Okay. And the last one, I just wanted to ask because this G90, as the new product you launched, if you've seen anything on sizing or the customer interest, what type of category will remain niche and very low volume? Or do you have any expectations for this new category were accretive if it's higher ASP?
Well first of all, actually, it's -- G90 is a gaming -- I won't say gaming platform. It's actually about one of our platform especially tuned their performance for game-related performance. And -- but bear in mind actually, is that one of the key features or applications, if you like, for the smartphone is usually gaming for China. Some people play high-end games, some people play the social game. By game is actually one of the main, most frequently used and very popular applications out there.
So I believe it's actually -- G90s is good for high-end gaming phone as well as for others, sort of the general phone, even when you play the game occasionally. And so that's why we say the G90 is not designed as a niche product. It's really a product with niche features, if you like, a niche performance, but it's actually designed for game -- high-end game phone, plus the general products work.
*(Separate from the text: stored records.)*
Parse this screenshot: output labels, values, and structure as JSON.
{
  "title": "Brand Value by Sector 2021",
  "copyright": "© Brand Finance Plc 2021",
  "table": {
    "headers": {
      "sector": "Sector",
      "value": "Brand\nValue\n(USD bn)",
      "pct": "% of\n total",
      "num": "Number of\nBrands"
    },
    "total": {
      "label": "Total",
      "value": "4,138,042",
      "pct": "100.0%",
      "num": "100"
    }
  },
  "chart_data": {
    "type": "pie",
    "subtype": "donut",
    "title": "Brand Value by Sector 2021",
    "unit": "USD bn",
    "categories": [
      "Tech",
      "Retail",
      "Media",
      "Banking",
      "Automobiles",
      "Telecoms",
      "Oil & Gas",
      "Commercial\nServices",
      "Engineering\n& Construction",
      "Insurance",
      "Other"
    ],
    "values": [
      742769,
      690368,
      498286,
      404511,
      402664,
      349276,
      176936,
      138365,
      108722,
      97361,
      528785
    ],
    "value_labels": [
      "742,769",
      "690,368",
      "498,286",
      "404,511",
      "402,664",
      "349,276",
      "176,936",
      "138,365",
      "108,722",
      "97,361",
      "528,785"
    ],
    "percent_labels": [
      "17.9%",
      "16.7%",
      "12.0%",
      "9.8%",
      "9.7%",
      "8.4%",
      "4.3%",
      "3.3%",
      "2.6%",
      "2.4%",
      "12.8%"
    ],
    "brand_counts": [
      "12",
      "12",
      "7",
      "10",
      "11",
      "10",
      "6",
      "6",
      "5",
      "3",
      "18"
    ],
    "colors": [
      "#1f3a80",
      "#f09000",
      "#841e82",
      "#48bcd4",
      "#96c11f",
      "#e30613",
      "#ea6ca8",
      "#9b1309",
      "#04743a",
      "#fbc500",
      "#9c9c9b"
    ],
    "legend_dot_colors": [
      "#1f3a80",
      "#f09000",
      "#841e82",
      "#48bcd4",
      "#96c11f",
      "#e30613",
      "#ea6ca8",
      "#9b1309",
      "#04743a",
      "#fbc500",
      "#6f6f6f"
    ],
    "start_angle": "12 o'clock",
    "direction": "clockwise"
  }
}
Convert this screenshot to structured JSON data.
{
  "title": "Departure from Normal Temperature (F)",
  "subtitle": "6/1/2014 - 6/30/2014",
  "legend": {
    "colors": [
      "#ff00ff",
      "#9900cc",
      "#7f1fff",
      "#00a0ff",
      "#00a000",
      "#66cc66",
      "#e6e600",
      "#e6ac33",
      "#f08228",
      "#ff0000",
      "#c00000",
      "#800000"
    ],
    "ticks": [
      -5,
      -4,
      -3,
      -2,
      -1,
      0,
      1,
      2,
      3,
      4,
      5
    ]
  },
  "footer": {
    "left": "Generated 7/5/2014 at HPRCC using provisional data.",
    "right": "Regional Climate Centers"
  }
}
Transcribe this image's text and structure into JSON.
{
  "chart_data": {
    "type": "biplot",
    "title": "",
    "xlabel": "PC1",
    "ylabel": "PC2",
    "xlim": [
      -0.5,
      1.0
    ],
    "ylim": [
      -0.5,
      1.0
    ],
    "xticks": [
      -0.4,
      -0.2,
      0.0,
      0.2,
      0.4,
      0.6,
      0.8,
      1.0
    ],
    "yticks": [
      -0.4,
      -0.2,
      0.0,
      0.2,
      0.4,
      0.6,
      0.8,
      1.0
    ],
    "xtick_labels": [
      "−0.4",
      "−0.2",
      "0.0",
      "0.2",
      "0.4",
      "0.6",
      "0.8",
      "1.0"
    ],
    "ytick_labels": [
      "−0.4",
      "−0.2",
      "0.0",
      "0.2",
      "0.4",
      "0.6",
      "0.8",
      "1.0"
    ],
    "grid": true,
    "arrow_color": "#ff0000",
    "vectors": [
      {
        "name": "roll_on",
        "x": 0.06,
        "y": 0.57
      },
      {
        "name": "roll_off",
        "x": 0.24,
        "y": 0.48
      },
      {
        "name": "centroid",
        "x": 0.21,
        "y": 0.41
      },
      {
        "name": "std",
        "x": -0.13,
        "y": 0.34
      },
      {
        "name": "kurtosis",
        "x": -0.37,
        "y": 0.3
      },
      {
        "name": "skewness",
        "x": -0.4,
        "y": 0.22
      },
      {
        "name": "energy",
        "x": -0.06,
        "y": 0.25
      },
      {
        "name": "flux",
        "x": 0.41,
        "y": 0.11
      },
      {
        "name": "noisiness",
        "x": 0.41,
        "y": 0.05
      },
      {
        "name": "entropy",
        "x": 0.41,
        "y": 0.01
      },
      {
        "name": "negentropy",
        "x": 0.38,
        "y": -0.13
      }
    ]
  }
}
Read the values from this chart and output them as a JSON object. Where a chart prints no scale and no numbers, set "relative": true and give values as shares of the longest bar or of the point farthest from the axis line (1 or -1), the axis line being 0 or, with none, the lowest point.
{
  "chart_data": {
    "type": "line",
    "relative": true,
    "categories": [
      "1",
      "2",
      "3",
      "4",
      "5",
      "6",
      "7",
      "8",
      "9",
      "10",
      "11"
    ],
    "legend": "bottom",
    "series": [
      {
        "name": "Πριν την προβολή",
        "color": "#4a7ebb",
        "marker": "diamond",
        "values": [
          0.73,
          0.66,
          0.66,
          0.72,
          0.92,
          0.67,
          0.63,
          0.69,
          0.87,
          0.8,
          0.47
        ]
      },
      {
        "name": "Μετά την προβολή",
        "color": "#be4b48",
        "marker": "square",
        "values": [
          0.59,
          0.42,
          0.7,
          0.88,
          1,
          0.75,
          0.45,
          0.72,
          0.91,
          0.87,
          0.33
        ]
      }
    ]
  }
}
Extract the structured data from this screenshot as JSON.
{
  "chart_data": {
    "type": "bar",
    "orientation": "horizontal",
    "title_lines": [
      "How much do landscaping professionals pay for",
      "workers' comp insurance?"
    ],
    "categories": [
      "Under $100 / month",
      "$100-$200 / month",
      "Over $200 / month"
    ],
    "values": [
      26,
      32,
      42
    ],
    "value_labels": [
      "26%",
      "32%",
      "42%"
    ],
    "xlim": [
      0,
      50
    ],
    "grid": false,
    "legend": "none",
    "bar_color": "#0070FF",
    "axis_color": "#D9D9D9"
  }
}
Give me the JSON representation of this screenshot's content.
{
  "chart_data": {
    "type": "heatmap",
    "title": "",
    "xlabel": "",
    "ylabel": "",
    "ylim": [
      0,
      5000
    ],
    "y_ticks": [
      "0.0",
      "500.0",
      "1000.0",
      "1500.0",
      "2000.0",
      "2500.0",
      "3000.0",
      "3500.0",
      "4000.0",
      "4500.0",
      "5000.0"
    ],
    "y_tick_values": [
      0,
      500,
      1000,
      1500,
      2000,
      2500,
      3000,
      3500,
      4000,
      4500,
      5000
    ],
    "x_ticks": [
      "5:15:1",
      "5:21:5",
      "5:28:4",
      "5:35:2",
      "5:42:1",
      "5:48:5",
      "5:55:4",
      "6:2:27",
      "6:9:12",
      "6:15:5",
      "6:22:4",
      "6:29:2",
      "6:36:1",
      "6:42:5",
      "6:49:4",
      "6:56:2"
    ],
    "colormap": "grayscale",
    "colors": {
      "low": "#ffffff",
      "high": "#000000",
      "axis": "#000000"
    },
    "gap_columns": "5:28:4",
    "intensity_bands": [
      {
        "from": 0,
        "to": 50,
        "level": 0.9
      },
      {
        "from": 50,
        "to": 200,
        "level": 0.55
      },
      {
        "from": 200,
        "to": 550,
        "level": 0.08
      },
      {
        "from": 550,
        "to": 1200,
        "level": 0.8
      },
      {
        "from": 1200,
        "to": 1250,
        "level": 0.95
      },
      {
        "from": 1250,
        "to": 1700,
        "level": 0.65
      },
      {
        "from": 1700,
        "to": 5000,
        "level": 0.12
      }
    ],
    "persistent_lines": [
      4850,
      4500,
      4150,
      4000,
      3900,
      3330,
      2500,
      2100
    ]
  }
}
So with that, I think the overall, we do believe actually G90 is, and also P90s as well, is actually really 2 of our 4G major product. The appeal of the products should be able to sort of provide reasonable returns for us.
Okay. And do you have any feel on traction or design win momentum at this time? Like, it just launched, but how it's getting adopted across your customer base.
I think adoption started pretty well. I think right now, it's actually -- so today is the end of July, right? I think -- soon, within a month, you should be able to see some of our customers announcing their products, the go-to-market play. So it's actually it's design-in and design wins actually were pretty good.
Ladies and gentlemen, we thank you for your questions. Now I'll hand it over to Mr. Tseng for closing comment. Please proceed.
Ladies and gentlemen, this conclude MediaTek's 2019 Second Quarter Conference Call. We'd like to thank you for your participation, and you may now disconnect.
Thank you for your participation in today's conference. You may now disconnect. Thank you, and goodbye.